Les profondes séquelles que laissera ce conflit de travail, la difficulté qu'auront les équipes à renouer avec leurs fans, la colère des partisans qui ont fini par jeter leur dévolu sur d'autres sports sont autant d'impacts possibles, mais dont on exagère fort probablement l'ampleur.

Que les partisans soient frustrés, il n'y a aucun doute là-dessus. Ils ont suivi les tribulations du lock-out avec un mélange d'incrédulité et de dégoût, avec cette impression, tout à fait fondée, qu'ils ont été sacrifiés par cupidité, qu'ils ont été les otages impuissants d'un conflit qui a duré bien trop longtemps.

Mais parions que ces sentiments laisseront vite place à l'incroyable clémence des partisans qui, une fois de plus, seront happés par l'excitation du jeu, des échanges et des rivalités, gardant simplement un souvenir amer de ce lock-out dont ils ont fait les frais.

Dans le fond, tout ce qu'ont perdu les joueurs et les propriétaires dans ce conflit, c'est leur crédibilité (en plus de quelques millions...). Rien pour miner la popularité du sport auprès des partisans pour qui, déjà, la ligue carbure trop à l'argent.
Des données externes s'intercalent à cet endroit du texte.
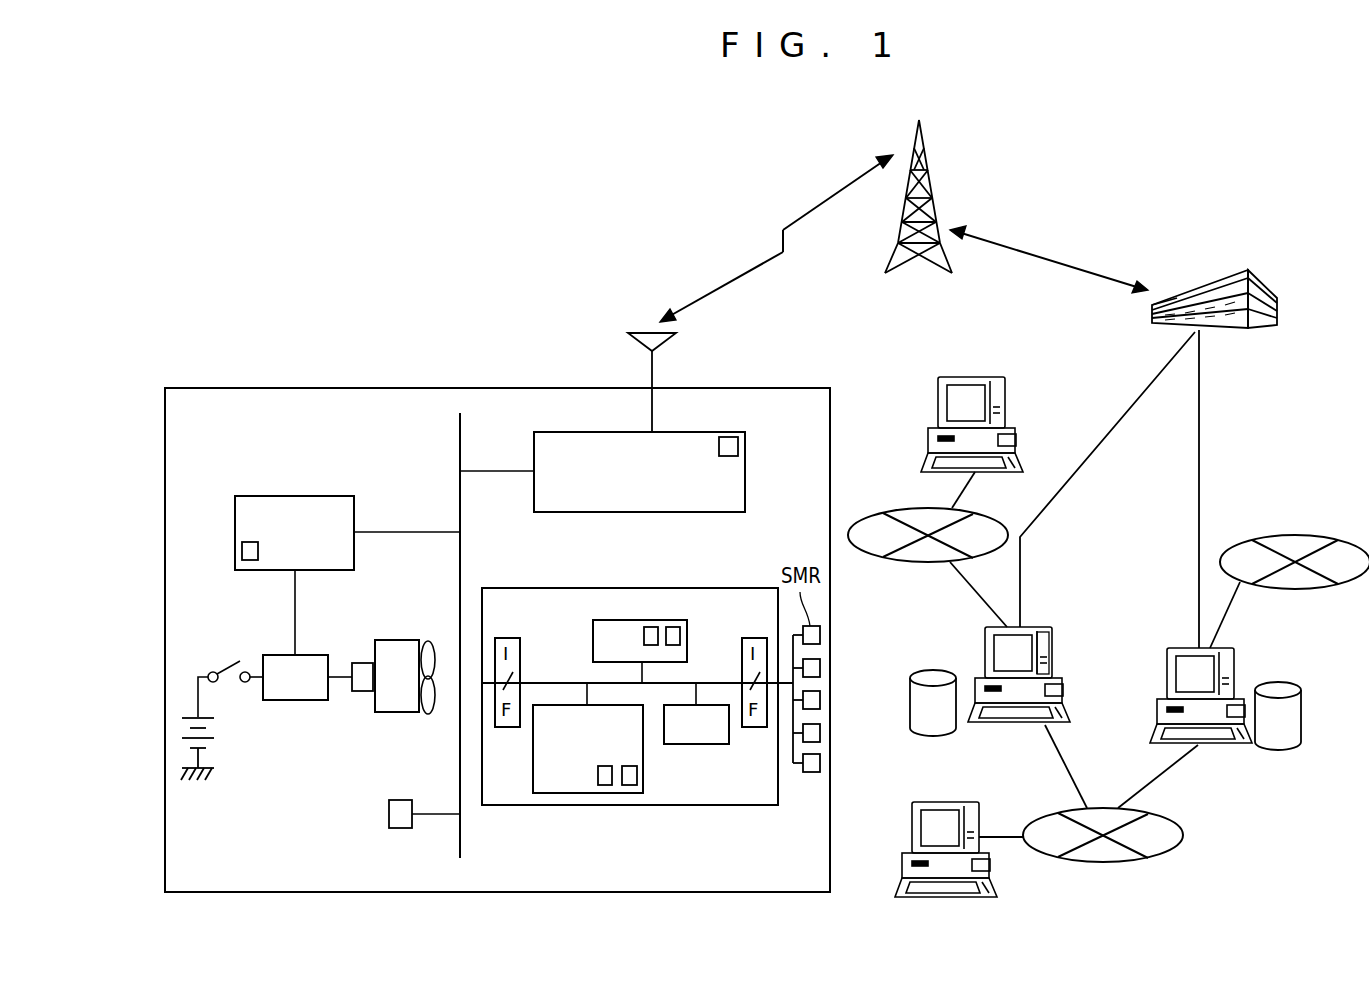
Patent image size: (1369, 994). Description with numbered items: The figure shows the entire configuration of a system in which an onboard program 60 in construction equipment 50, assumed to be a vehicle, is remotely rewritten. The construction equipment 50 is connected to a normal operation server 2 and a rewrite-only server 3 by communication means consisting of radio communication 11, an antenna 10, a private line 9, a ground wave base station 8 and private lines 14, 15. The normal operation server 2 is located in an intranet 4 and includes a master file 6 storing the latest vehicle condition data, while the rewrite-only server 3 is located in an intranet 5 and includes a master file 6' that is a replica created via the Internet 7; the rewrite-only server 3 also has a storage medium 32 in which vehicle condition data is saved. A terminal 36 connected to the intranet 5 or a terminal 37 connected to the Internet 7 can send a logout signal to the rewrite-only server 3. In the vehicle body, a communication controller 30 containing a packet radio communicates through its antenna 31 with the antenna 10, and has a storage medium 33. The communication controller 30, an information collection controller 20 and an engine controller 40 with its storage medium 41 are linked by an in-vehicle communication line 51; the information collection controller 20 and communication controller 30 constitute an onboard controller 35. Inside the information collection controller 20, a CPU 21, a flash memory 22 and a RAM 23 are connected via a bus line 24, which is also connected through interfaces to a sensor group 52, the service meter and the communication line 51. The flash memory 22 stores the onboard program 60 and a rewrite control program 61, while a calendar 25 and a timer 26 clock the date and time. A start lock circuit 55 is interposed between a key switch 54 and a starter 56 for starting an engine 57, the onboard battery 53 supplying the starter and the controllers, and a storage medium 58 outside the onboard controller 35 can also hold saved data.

The normal operation server 2 is at (1233, 675).
The rewrite-only server 3 is at (985, 655).
The intranet 4 is at (1300, 536).
The intranet 5 is at (895, 510).
The master file 6 is at (1263, 743).
The master file 6' is at (906, 723).
The Internet 7 is at (1110, 863).
The ground wave base station 8 is at (1200, 286).
The private line 9 is at (1048, 258).
The antenna 10 is at (930, 162).
The radio communication 11 is at (722, 273).
The private line 14 is at (1200, 412).
The private line 15 is at (1100, 432).
The information collection controller 20 is at (660, 588).
The CPU 21 is at (687, 634).
The flash memory 22 is at (533, 752).
The RAM 23 is at (696, 744).
The bus line 24 is at (565, 683).
The calendar 25 is at (650, 627).
The timer 26 is at (672, 627).
The communication controller 30 is at (745, 478).
The antenna 31 is at (664, 360).
The storage medium 32 is at (1052, 640).
The storage medium 33 is at (738, 440).
The onboard controller 35 is at (710, 527).
The terminal 36 is at (938, 406).
The terminal 37 is at (912, 830).
The engine controller 40 is at (296, 496).
The storage medium 41 is at (243, 551).
The construction equipment 50 is at (518, 388).
The in-vehicle communication line 51 is at (462, 505).
The sensor group 52 is at (811, 772).
The battery 53 is at (215, 730).
The key switch 54 is at (213, 672).
The start lock circuit 55 is at (302, 700).
The starter 56 is at (358, 663).
The engine 57 is at (392, 640).
The storage medium 58 is at (389, 816).
The onboard program 60 is at (605, 785).
The rewrite control program 61 is at (630, 785).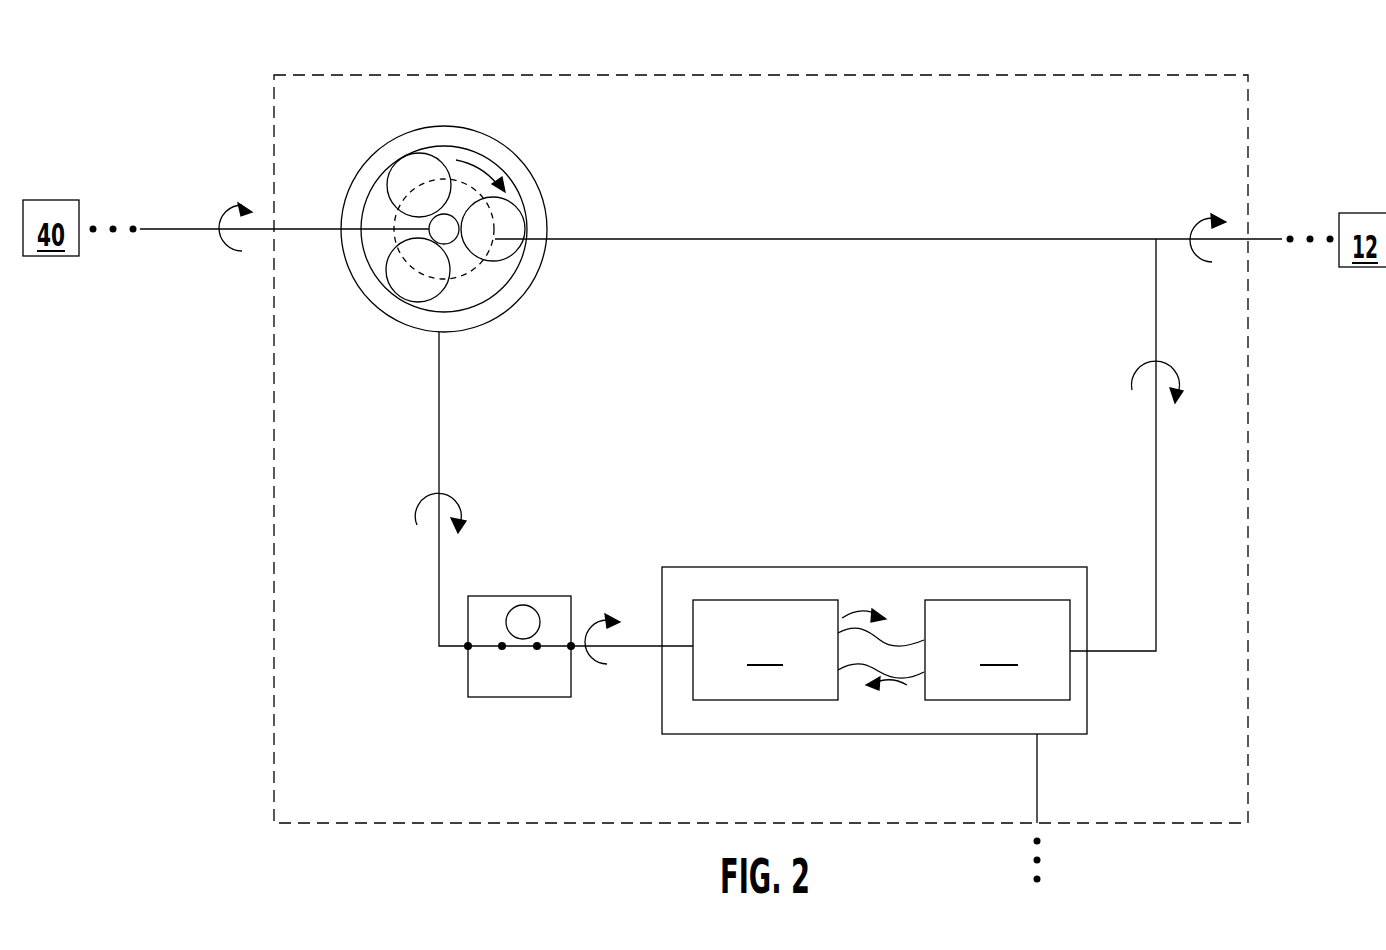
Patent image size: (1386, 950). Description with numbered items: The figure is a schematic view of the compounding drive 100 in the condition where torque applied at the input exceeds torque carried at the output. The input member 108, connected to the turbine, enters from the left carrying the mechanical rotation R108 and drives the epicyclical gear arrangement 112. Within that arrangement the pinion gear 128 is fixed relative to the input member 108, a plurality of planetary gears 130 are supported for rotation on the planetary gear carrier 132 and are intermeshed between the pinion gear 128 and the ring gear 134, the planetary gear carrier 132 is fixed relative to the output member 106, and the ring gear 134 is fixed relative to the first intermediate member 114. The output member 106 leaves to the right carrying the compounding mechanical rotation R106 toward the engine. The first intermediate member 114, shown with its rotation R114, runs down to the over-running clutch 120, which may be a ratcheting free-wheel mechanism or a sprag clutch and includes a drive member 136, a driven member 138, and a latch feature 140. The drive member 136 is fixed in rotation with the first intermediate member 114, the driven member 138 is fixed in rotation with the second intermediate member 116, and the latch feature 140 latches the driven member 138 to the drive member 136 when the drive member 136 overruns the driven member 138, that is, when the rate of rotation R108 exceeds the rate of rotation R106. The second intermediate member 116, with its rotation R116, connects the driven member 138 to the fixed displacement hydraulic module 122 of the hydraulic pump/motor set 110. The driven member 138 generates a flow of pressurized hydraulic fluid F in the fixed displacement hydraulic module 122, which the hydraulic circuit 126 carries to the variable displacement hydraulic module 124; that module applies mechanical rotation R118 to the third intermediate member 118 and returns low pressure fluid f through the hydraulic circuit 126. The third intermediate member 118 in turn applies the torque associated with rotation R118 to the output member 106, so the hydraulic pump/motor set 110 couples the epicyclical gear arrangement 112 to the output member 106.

The compounding drive 100 is at (432, 823).
The output member 106 is at (1260, 239).
The input member 108 is at (168, 230).
The hydraulic pump/motor set 110 is at (874, 696).
The epicyclical gear arrangement 112 is at (491, 238).
The first intermediate member 114 is at (440, 452).
The second intermediate member 116 is at (633, 648).
The third intermediate member 118 is at (1156, 428).
The over-running clutch 120 is at (496, 636).
The fixed displacement hydraulic module 122 is at (765, 650).
The variable displacement hydraulic module 124 is at (997, 650).
The hydraulic circuit 126 is at (902, 677).
The pinion gear 128 is at (444, 233).
The planetary gears 130 is at (428, 173).
The planetary gear carrier 132 is at (427, 273).
The ring gear 134 is at (540, 210).
The drive member 136 is at (482, 648).
The driven member 138 is at (550, 645).
The latch feature 140 is at (510, 648).
The mechanical rotation of input member R108 is at (240, 251).
The mechanical rotation of output member R106 is at (1212, 218).
The rotation direction of first shaft R114 is at (437, 500).
The rotation direction of second shaft R116 is at (592, 616).
The mechanical rotation of third intermediate member R118 is at (1155, 362).
The pressurized hydraulic fluid F is at (853, 612).
The low pressure fluid f is at (887, 693).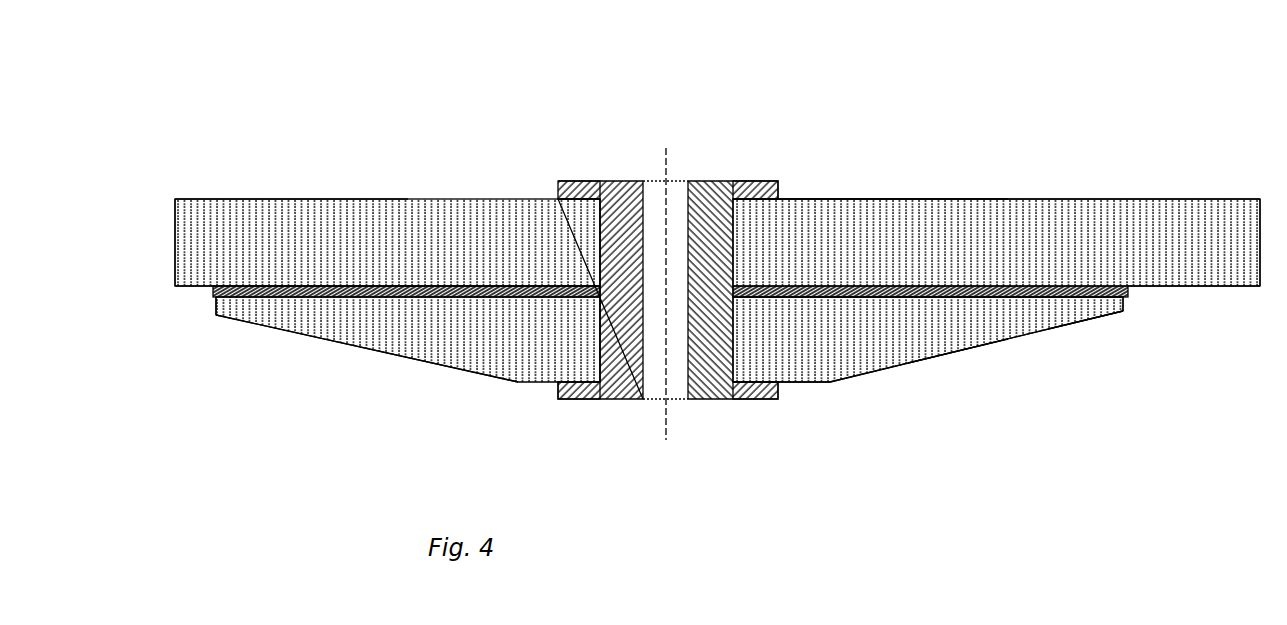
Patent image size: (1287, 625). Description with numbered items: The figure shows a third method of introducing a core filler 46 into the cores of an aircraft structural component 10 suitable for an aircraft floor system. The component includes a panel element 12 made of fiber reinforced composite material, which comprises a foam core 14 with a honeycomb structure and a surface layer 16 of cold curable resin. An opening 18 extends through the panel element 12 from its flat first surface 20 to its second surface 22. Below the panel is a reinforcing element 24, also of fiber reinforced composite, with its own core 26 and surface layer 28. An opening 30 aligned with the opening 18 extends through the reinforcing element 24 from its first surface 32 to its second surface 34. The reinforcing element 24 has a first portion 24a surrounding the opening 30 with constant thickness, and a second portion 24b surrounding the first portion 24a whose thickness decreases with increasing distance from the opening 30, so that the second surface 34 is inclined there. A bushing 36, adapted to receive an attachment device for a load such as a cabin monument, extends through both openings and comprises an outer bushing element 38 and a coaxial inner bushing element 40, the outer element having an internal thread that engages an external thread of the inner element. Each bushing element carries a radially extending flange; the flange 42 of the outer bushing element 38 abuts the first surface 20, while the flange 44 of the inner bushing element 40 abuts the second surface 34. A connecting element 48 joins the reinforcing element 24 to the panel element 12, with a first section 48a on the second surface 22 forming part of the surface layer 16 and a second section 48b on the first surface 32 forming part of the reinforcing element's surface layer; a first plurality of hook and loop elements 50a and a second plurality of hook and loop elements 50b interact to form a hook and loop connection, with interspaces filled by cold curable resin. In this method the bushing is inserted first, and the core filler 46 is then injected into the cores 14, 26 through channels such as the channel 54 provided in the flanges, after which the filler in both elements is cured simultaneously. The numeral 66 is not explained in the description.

Si les propriétaires ont choisi d'étirer l'élastique aussi loin sans crainte qu'il leur éclate à la figure, c'est qu'ils se doutent bien que les partisans sont magnanimes à la limite de la bonasserie, surtout au Canada.

Vrai qu'aux États-Unis, la fidélité des partisans sera davantage mise à l'épreuve. Mais la frustration, si elle persiste, risque moins d'être dirigée contre les équipes locales que contre «la ligue» ou, mieux, contre le formidable paratonnerre qu'est Gary Bettman...

On rêve certes d'excuses publiques, d'une repentance qui se traduise en gestes concrets et audacieux en faveur des fans (l'ancien joueur Chris Nilan propose par exemple que le premier match de la saison soit gratuit). Mais qu'elles surviennent ou non, les parties vont recommencer, les habitudes vont reprendre, et la colère s'estompera graduellement, aidées par la durée de la nouvelle convention collective et par les formidables machines de marketing que sont devenues les équipes sportives professionnelles.

Certes, les propriétaires devront séduire les annonceurs, ils devront courtiser les diffuseurs, ils auront à gagner le coeur des partisans et à multiplier les journées thématiques pour les remercier de leur fidélité. Mais n'est-ce pas déjà ce qu'ils faisaient, avec beaucoup d'efficacité d'ailleurs?

Les amateurs finiront donc par passer l'éponge sur ce conflit, comme ils l'ont d'ailleurs fait pour les précédents. Certains resteront fâchés, certains seront allés voir ailleurs, mais dans l'ensemble, ils continueront d'applaudir parce que leur amour ne pas va tant aux joueurs et aux équipes qu'au sport qu'ils pratiquent.